I am doing source code reading for node-fetch, a JavaScript package.
I have two questions about the code for the function isRequest below.
const INTERNALS = Symbol('Request internals');
/**
* Check if `obj` is an instance of Request.
*
* @param {*} object
* @return {boolean}
*/
const isRequest = object => {
return (
typeof object === 'object' &&
typeof object[INTERNALS] === 'object'
);
};
https://github.com/node-fetch/node-fetch/blob/main/src/request.js
Am I correct in my understanding that
const INTERNALS = Symbol('Request internals');
defines a string?When I run the same code in local, the result is false, which is not what I expected. Why is this?
const INTERNAL = Symbol('Request Internal');
const isRequest = object => {
return (
typeof object === "object" &&
typeof object[INTERNAL] === "object"
);
}
const req = new Request("https://example.com");
console.log(isRequest(req));
❯ node -v
v18.11.0
❯ node test.js
false
CodePudding user response:
Am I correct in my understanding that
const INTERNALS = Symbol('Request internals');
defines a string?
No, it defines a Symbol
When I run the same code in local, the result is false
This is expected because...
Note that
Symbol("foo")
does not coerce the string"foo"
into a Symbol. It creates a new Symbol each time
Symbols, just like objects are not equal even if they look identical. The "Request internals" symbol used in Request
is not the same as the one you created in INTERNAL
const THEIR_SYMBOL = Symbol("foo");
const obj = {
[THEIR_SYMBOL]: "some value",
};
console.log("THEIR_SYMBOL:", obj[THEIR_SYMBOL]); // "some value"
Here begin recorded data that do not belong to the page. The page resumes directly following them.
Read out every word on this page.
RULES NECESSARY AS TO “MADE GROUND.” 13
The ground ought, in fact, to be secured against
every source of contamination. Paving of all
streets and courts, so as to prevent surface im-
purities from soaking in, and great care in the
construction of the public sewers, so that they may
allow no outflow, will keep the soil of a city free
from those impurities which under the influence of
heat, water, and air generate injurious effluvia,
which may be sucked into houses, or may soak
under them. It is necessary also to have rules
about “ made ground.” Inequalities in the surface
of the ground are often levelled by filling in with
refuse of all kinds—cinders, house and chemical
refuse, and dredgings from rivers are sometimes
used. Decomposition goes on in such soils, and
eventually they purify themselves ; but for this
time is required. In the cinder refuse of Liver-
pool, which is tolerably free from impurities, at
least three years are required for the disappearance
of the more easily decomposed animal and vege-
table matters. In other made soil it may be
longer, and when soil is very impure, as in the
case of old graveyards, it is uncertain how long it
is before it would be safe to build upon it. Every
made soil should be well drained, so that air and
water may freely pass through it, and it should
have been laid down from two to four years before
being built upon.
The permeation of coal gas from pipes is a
const MY_SYMBOL = Symbol("foo");
console.log("MY_SYMBOL:", obj[MY_SYMBOL]); // undefined
CodePudding user response:
Symbols are supposed to be unique. The string supplied is just supposed to be a tag on invocation, so you know its purpose. It is guaranteed to be unique. So, generating a new symbol means generating a new unique identifier - even if you use the same tag. A symbol may be a hashed string, but the object itself may have an internal hash, not corresponding to the hashed tag or the tag may be hashed irretrievably. It is it's own type. And the use is that if you keep your symbol around, youre guaranteed to access the symbols data if you keep your copy of the symbol and use it as a means of retrieving the associated data. Symbol.for maps to the instance you created initially. Id rather use Symbol.for tho, since it also creates a new symbol. because, it wont be retrievable if you dont keep it around. but using symbol.for you get the global instance of that tag.